Au dernier état de la procédure, par conclusions reçues au greffe de la cour d’appel sous la forme électronique le 29 mars 2023, auxquelles il est renvoyé pour plus ample exposé des prétentions et moyens, Madame [I] [S] demande à la cour de :

– déclarer son appel (textuel),

– annuler et subsidiairement infirmer le jugement rendu le 24 février 2022 par le tribunal judiciaire de Val de Briey en ce qu’il :

* rejette la demande d’indemnité d’occupation,

* la condamne à rapporter la somme de 24490 euros à la succession et dit qu’elle ne pourra prétendre à aucune part sur cette somme,

* rejette la demande de dommages et intérêts,

* dit n’y avoir lieu à indemnité en application de l’article 700 du code de procédure civile,

* dit que les dépens seront employés en frais privilégiés de partage et supportés par les parties à proportion de leur part dans l’indivision,

Et statuant à nouveau,

– condamner Monsieur [H] [U] à rapporter l’avantage tiré de cette occupation, soit la somme de 20790 euros et en tant que de besoin le condamner à verser cette somme et la somme de 729 euros,

– dire qu’il ne pourra prétendre à aucune part sur ces sommes,

– dire et juger les demandes de Monsieur [H] [U] et Mesdames [ZP] et [N] [Z] [U] irrecevables comme se heurtant à l’autorité de la chose jugée et subsidiairement,

– débouter Monsieur [H] [U] et Mesdames [ZP] et [N] [Z] [U] de leurs demandes,

– condamner Monsieur [H] [U] et Mesdames [N] [Z] et [ZP] [U] solidairement à lui régler :

* la somme de 5000 euros à titre de dommages et intérêts et

* la somme de 5000 euros en application des dispositions de l’article 700 du code de procédure civile,

– confirmer pour le surplus la décision dont appel et dire et juger mal fondé l’appel incident en ce qu’il demande l’infirmation du jugement en ce qu’il dit que le testament rédigé en Italie est applicable aux biens situés en France, et en ce qu’il a limité la condamnation de la concluante à rapporter 24490 euros pour la voir condamner à un rapport de 48500 euros et enfin en ce qu’il a dit n’y avoir lieu à une indemnité au titre de l’article 700 du code de procédure civile, pour la voir condamnée à ce titre à leur verser 5000 euros,

Y ajoutant,

– condamner Monsieur [H] [U] et Mesdames [N] [Z] et [ZP] [U] solidairement en tous les dépens de première instance et d’appel.

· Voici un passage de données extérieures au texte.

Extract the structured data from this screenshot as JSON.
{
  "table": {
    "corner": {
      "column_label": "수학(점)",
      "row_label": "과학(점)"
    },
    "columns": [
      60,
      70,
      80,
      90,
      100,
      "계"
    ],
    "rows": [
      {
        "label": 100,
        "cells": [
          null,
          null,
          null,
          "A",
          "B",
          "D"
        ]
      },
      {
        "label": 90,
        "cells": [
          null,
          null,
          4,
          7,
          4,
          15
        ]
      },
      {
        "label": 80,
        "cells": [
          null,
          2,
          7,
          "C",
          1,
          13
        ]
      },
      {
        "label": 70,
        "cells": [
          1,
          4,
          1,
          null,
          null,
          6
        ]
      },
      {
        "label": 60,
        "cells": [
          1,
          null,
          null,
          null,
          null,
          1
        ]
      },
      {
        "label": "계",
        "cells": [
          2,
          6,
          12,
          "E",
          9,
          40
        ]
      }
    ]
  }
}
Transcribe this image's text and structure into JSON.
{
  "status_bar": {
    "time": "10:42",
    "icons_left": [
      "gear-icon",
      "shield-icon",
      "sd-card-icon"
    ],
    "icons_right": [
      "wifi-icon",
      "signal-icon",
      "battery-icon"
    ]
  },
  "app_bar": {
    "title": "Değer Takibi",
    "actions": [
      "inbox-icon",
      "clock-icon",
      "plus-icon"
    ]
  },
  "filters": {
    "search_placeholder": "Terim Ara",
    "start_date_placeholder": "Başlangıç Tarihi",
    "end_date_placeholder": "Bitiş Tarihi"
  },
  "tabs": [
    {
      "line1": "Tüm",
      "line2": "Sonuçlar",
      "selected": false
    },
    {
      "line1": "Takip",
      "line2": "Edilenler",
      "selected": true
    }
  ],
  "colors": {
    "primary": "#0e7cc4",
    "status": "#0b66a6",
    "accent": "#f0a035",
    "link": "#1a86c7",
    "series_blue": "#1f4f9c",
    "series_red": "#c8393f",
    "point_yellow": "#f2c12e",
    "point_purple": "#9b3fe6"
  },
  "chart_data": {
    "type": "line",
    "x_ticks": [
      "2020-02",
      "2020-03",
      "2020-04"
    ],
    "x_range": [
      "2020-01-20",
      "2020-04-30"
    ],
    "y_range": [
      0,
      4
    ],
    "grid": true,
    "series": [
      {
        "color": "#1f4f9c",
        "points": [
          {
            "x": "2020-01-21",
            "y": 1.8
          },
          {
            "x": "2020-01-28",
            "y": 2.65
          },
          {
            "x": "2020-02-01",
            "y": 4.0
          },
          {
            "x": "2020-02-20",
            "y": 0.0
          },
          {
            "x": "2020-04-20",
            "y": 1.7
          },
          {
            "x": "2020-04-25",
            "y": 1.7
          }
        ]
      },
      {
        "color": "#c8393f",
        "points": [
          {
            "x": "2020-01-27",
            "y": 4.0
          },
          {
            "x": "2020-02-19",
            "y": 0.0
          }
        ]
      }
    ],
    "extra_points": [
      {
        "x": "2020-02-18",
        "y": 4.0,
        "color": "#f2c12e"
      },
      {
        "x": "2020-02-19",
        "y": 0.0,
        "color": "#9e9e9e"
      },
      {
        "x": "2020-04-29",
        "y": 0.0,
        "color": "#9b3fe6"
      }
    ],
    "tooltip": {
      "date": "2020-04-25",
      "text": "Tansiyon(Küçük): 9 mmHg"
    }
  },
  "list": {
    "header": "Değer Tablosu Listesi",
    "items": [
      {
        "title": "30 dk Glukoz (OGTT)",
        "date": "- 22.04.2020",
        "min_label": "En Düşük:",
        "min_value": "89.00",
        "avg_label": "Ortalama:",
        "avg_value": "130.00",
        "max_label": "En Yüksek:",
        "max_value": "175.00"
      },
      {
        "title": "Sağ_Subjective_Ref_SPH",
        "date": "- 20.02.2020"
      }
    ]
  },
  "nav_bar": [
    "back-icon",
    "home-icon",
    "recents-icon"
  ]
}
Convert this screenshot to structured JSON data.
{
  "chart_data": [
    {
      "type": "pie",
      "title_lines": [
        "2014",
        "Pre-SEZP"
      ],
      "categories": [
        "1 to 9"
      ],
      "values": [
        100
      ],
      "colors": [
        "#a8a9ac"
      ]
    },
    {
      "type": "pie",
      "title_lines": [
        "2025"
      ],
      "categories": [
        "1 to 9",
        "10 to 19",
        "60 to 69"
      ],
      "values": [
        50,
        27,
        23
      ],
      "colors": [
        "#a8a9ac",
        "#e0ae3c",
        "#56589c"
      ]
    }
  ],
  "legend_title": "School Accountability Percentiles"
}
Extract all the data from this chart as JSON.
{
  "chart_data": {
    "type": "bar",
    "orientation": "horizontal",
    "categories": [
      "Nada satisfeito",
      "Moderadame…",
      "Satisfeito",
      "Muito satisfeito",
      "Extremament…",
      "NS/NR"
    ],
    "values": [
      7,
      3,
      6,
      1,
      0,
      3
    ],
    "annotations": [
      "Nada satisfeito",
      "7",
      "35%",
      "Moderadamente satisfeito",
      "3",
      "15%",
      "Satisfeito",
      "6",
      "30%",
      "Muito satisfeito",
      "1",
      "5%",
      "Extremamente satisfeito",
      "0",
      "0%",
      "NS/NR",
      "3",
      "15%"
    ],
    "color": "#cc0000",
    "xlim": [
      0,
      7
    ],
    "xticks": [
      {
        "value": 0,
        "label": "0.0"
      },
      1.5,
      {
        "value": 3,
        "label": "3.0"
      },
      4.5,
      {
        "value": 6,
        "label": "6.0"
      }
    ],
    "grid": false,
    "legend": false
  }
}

Au dernier état de la procédure, par conclusions reçues au greffe de la cour d’appel sous la forme électronique le 22 mars 2023, auxquelles il est renvoyé pour plus ample exposé des prétentions et moyens, Madame [K], Madame [U] et Monsieur [U] demandent à la cour de :

– déclarer recevable mais mal fondé l’appel interjeté par Madame [I] [S],

– le rejeter,

– déclarer en revanche recevable et bien fondé l’appel incident formé par les concluants,

– infirmer le jugement en ce qu’il a dit le testament rédigé en Italie applicable aux biens situés en France,

– dire ce testament de nul effet pour les biens situés en France,

– dire et juger par conséquent que doit s’appliquer à la succession ouverte en France le testament notarié rédigé par Madame [J] [U] le 9 avril 1985,

– réformer le jugement en ce qu’il a limité les sommes dues par Madame [I] [S] du fait de ses détournements à la somme de 24490 euros et statuant à nouveau,

– condamner cette dernière à verser à la succession la somme de 48500 euros et confirmer le jugement entrepris en ce qu’il a appliqué la sanction du recel,

– infirmer également le jugement en ce qu’il a dit n’y avoir lieu à application de l’article 700 du code de procédure civile au profit des concluants,

– condamner Madame [I] [S] à payer aux concluants la somme de 5000 euros sur le fondement des dispositions de l’article 700 du code de procédure civile au titre des frais non répétibles exposés en première instance,

– confirmer le jugement dont appel pour le surplus,

Y ajoutant,

– déclarer irrecevable et subsidiairement mal fondée la demande de Madame [I] [S] au titre du rapport demandé à Monsieur [H] [U],

– condamner Madame [I] [S] à 5000 euros au titre des frais non répétibles de la procédure d’appel sur le fondement de l’article 700 du code de procédure civile ainsi qu’aux entiers dépens.

La clôture de l’instruction a été prononcée par ordonnance du 4 avril 2023.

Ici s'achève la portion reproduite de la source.